Jindal, speaking at the Brookings Institute on Tuesday, said America's K-12 schools are lagging in the world and "do not provide equal opportunity in education" to children of different income levels. But his strongest criticism was aimed at the teachers unions, which he blamed for standing in the way of progress.
"Were it not for the teachers union Herculean efforts, every low income family would probably have the opportunity to enroll their child in a better performing school," Jindal said. "That's not an opinion, that's a fact."
Jindal did try and separate blame from individual teacher, however.
"Now to be fair, I believe the great majority of teachers in this country have very pure motives," he said. "I've found teachers to be far more giving, compassionate and well-intentioned than the folks who populate most professions."
Teachers unions have traditionally strongly opposed efforts to allow school choice, which would allow parents to choose to send their child to private, parochial, or charter schools and have an allotment of taxpayer funds to follow.
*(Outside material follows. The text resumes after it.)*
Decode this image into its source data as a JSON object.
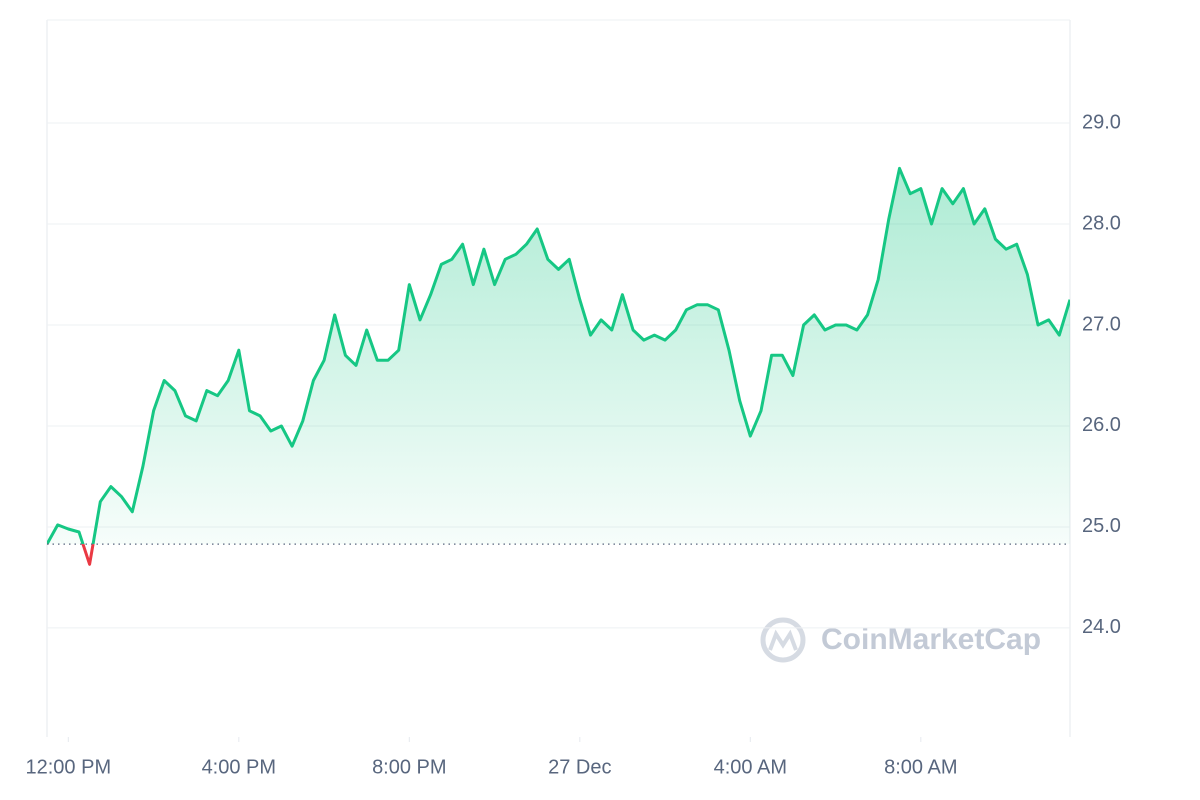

That's because public schools have teacher certification standards and are unionized as opposed to the alternatives. The unions also fear too many students choosing to leave the public schools will lead to their closing. And by and large the unions have opposed merit-based pay for teachers, another key part of most school reform proposals.
But Jindal, most Republicans, and some Democrats in favor of sweeping education reform see the unions as working against the interests of the students.
"The ultimate irony here is this – the people who are in charge of our education system, these are people you'd hope or think or want to believe are themselves capable of critical thought, or change, or learning or adapting," he said. "It's not hard. It's simple math – we're losing ground, we must adapt. How can it be that America – the country with the greatest higher educational opportunities in the entire world, the country that houses the universities that help to educate the world – can be so stuck in the Stone Age when it comes to pre-K through 12 education?"
President Barack Obama's Race-to-the-Top school reform program sought to avoid alienating the unions, a powerful Democratic lobbying force, by offering incentives for innovation rather than insisting on reforms. The program won some praise from Jindal, who said education should be a non-partisan issue.
"The old top-down way doesn't work anymore. We must move to a bottom-up organic way of operating and education is the tip of the spear," Jindal said. "I'm not a big fan of the federal government playing such a big role in K-12 education, but to the extent they are going to spend those dollars, I think Race-to-the-Top is a better way to do it than spreading the dollars out evenly."
School reform is best achieved at the state and local level, he added, not led by the federal government.